Added Dokyun (Leo) Kim, a graduate student in Dr. Jung's lab and co-first author on the study, "This would dramatically ease shipping and storage constraints, which are challenges we're currently experiencing in national distribution efforts. It would also be beneficial for distribution to developing countries."
Other benefits of the protein nanoparticles include minimizing cellular damage and providing stronger immunity at lower doses than traditional protein subunit vaccines against other viruses, like influenza.
The team's vaccine uses the ferritin nanoparticles to deliver tiny, weakened fragments from the region of the SARS-CoV-2 spike protein that selectively binds to the human entry point for the virus (this fragment is called the receptor-binding domain, or RBD). When the SARS-CoV-2 RBD binds with the human protein called ACE2 (angiotensin-converting enzyme 2), the virus can enter host cells and begin to replicate.
The researchers tested their vaccine candidate on a ferret model of COVID-19, which reflects the human immune response and disease development better than other preclinical models. Dr. Jung, a foremost authority in virology and virus-induced cancers, previously developed the world's first COVID-19 ferret model--a discovery that has significantly advanced research into SARS-CoV-2 infection and transmission.
In this study, the researchers administered an initial dose of the vaccine candidate followed by two booster vaccines given 14 and 28 days later.

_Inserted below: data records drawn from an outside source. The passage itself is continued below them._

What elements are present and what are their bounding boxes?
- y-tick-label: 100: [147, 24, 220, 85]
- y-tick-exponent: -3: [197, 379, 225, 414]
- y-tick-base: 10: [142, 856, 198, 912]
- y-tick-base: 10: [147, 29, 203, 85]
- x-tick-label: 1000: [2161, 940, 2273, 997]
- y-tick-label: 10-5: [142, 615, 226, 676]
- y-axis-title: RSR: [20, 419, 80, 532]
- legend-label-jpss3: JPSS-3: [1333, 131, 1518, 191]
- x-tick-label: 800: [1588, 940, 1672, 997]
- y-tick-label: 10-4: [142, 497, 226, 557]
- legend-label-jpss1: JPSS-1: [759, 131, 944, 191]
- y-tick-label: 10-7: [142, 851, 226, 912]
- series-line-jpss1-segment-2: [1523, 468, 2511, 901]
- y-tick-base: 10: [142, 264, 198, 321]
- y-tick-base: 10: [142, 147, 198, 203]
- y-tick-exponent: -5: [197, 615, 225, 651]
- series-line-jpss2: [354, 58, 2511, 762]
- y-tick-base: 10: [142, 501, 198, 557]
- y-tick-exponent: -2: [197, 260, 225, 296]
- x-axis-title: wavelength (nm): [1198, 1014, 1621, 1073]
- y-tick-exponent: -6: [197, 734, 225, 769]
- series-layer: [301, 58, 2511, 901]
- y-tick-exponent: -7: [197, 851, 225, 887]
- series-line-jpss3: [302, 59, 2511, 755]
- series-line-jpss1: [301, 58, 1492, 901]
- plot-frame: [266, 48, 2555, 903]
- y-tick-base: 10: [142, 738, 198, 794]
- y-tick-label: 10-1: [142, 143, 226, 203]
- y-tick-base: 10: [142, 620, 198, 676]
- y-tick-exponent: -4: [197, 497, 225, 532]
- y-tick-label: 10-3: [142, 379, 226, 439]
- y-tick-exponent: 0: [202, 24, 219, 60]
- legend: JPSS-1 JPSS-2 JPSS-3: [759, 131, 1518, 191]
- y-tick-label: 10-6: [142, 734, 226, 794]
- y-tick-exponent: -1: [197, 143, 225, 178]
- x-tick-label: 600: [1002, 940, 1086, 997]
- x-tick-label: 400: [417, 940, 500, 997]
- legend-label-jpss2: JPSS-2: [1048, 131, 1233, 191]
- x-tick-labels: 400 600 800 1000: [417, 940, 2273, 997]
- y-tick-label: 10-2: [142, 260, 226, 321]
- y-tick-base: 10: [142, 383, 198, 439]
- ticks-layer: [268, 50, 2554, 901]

One group received the vaccines intramuscularly, while another group received them both intramuscularly and intranasally.
After the second booster, all vaccinated models produced strong neutralizing antibodies. This suggests that repeated exposure to the RBD antigen successfully prepared the immune systems to rapidly fight the virus.
A few days after the second booster (31 days after the initial vaccine dose), the researchers exposed the models to high concentrations of SARS-CoV-2. Compared to the placebo group that received adjuvant-only vaccines (adjuvants are added ingredients that help vaccines work better), those that received the RBD-nanoparticle vaccine were better protected from clinical symptoms and lung damage associated with infection. The findings suggest the vaccine candidate helped prevent infection and serious disease.
Combination intramuscular and intranasal immunization showed more potent protective immunity and faster viral clearance than intramuscular immunization alone. Both were significantly more effective than the adjuvant-only vaccine. More research will be important to uncover the mechanisms behind these differential benefits.
While ferritin nanoparticles are well-characterized for their strong temperature and chemical stability, suggesting the RBD-nanoparticle vaccine may also be thermostable, future investigations will be necessary to validate. The researchers aim to confirm these findings in human clinical trials soon.
This study was a close collaboration between Dr. Jung and researchers from Chungbuk National University in South Korea--including co-senior author Young Ki Choi, PhD, and co-first author Young-Il Kim, PhD--and was supported in part by the National Institutes of Health.